Simulated damage contours and images showing failure of composite: (a) three-dimensional orthogonal woven E-glass/epoxy composites with drilled hole (3DOWC-DH); (b) two-dimensional woven composites with drilled hole (2DWC-DH).

In the stretch process, the 3DOWC-DH suffered fiber breakage and matrix cracking under tensile loads. Due to the binding effect of 3D yarn, the non-crimped fiber and integrated structure allow all reinforcement fibers to take the load together and maximum stress is reached when the composite failure occurred. Due to the binding effect of z-yarns, the non-crimped fibers are bind the three-dimensional orthogonal woven fabric into a stable structure, which combines all reinforcement fibers to an integrity take the whole load together. In addition, 2DWC-DH possessed the worst fiber damage and matrix cracking under tensile load and presented most severe tensile damage as well as the lowest tensile strength. During tensile testing, the 2DWC-DH sample will create the delamination-damaged mode at first and then fibers broke at the maximum load occurred gradually.

Conclusion

The 3DOWC-DH and 2DWC-DH with drilled holes were fabricated, and experimental and numerical studies investigated their axial mechanical properties. According to the results, the 3DOWC-DH showed higher tensile strengths than the 2DWC-DH. The SEM photos showed that various damage modes such as fiber fracture, matrix cracking, and tow debonding exist in all composites.

The developed microstructure FE method showed a reasonably good correlation with the experimental results in terms of global stress–strain curves. The FE model showed the capability to predict the internal damage evolution process of fiber tows and interfaces. The main failure modes of the composite subjected to axial loads were fiber breakage at the edge of circular hole.

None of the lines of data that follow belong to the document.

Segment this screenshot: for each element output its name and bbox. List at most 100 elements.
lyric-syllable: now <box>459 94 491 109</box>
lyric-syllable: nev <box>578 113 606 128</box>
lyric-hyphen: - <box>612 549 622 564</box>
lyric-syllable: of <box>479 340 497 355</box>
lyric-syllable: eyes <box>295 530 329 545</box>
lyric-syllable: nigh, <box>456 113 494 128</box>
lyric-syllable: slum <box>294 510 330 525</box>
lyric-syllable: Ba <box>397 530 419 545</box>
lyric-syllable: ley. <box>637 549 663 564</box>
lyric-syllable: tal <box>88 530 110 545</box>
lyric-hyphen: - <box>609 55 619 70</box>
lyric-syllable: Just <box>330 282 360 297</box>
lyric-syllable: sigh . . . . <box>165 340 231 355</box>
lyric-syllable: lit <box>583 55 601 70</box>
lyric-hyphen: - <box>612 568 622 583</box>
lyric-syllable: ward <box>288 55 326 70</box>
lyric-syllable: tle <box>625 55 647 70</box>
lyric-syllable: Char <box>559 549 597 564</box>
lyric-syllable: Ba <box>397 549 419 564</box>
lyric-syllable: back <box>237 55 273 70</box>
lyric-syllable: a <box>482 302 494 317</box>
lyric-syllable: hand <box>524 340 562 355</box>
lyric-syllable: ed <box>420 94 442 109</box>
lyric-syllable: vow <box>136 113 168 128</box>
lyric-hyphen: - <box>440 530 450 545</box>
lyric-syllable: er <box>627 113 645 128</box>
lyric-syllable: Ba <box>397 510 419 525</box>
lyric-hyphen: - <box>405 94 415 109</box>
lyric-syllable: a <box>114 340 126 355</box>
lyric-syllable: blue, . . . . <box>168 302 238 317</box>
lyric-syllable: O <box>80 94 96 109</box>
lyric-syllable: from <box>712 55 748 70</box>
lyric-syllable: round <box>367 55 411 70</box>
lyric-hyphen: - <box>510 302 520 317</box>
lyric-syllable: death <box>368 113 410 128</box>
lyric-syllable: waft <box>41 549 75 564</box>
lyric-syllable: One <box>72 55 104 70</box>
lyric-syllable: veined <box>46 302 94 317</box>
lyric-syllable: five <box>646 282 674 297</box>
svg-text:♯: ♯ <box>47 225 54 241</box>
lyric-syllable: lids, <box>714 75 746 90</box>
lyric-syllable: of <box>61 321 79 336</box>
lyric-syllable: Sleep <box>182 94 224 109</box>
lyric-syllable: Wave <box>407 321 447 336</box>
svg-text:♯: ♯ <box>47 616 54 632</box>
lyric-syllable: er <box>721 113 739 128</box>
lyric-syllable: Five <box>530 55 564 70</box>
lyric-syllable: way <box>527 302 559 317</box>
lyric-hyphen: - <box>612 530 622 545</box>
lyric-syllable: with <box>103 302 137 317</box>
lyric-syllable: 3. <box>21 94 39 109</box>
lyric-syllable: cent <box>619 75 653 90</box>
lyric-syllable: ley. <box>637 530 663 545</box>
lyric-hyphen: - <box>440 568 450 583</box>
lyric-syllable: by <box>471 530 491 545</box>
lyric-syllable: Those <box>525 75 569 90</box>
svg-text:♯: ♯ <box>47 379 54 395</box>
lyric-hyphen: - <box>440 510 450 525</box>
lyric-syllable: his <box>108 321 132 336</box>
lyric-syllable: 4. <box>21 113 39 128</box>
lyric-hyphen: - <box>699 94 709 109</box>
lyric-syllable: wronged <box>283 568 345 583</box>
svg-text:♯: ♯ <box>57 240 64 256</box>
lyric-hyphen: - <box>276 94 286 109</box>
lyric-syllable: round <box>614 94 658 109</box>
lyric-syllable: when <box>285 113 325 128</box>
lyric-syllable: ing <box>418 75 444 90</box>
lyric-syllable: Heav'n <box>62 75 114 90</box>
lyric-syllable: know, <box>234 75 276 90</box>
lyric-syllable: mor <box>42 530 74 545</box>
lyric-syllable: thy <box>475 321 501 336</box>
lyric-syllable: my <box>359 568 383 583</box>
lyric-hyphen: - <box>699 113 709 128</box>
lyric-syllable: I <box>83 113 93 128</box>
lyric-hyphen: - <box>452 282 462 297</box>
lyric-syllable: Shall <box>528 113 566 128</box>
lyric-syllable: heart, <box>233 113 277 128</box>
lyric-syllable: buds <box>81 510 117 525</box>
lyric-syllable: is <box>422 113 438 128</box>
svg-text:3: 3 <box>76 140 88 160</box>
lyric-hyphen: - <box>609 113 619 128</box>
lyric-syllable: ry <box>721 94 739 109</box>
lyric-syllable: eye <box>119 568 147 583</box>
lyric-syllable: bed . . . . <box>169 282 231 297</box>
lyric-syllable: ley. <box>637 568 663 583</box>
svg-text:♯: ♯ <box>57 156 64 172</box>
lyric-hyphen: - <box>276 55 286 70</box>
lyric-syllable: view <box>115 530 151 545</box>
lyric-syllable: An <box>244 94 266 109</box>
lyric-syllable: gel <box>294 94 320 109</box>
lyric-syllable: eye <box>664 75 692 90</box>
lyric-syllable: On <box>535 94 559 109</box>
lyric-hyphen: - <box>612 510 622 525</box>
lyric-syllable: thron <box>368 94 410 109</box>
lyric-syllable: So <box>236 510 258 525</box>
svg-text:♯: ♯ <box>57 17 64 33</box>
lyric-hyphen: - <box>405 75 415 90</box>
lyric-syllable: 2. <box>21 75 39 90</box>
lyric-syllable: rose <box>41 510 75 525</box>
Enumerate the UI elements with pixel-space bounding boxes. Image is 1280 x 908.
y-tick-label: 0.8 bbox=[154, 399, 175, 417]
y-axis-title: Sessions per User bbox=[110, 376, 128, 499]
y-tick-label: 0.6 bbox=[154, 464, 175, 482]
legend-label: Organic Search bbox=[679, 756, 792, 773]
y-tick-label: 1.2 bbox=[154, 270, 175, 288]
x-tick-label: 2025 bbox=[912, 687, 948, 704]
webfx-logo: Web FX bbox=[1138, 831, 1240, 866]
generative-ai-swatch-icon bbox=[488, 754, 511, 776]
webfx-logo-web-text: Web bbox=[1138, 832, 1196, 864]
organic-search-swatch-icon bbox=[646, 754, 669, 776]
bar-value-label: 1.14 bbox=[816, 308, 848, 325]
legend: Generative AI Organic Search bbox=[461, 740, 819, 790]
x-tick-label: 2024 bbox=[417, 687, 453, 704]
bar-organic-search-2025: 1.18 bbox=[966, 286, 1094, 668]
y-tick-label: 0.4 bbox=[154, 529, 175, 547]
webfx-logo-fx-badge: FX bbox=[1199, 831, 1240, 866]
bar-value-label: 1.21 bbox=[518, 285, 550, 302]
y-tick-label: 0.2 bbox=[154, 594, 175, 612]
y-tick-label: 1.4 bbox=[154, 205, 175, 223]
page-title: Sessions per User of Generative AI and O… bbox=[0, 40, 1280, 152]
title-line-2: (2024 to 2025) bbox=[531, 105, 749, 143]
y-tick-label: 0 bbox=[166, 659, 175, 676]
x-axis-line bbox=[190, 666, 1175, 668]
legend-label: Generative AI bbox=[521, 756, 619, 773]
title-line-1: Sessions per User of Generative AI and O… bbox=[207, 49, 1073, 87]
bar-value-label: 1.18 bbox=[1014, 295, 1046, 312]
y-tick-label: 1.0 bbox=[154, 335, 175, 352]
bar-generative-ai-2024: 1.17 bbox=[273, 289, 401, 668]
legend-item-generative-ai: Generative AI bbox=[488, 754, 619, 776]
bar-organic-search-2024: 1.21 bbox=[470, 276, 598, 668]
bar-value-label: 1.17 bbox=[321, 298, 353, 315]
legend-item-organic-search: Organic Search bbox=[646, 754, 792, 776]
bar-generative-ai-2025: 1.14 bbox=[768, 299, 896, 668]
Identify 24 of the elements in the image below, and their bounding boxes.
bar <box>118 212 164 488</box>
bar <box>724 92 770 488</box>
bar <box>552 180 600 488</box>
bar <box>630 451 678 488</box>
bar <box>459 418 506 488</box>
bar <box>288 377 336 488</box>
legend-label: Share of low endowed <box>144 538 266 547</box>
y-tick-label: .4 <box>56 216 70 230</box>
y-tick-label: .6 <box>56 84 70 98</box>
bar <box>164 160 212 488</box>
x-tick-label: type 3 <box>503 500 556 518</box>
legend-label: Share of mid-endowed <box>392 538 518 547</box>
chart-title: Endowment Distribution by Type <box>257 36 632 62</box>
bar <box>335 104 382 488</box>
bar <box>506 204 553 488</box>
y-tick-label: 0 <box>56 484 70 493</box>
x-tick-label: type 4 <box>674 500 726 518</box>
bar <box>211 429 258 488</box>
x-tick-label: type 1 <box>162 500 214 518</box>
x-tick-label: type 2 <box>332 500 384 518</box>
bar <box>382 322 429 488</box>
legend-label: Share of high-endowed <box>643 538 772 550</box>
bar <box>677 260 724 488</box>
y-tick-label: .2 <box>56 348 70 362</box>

In the process of delamination, resin breakage occurs first, followed by fiber breakage or delamination. Delamination did not occur due to the binding effect of the 3D yarn. However, the delamination phenomenon was commonly observed in 2DWC but not 3DOWC because of the binding fiber in the z-direction. In addition, 2DWC-DH possessed the worst fiber damage and matrix cracking under tensile load and presented the most severe tensile damage as well as the lowest tensile strength.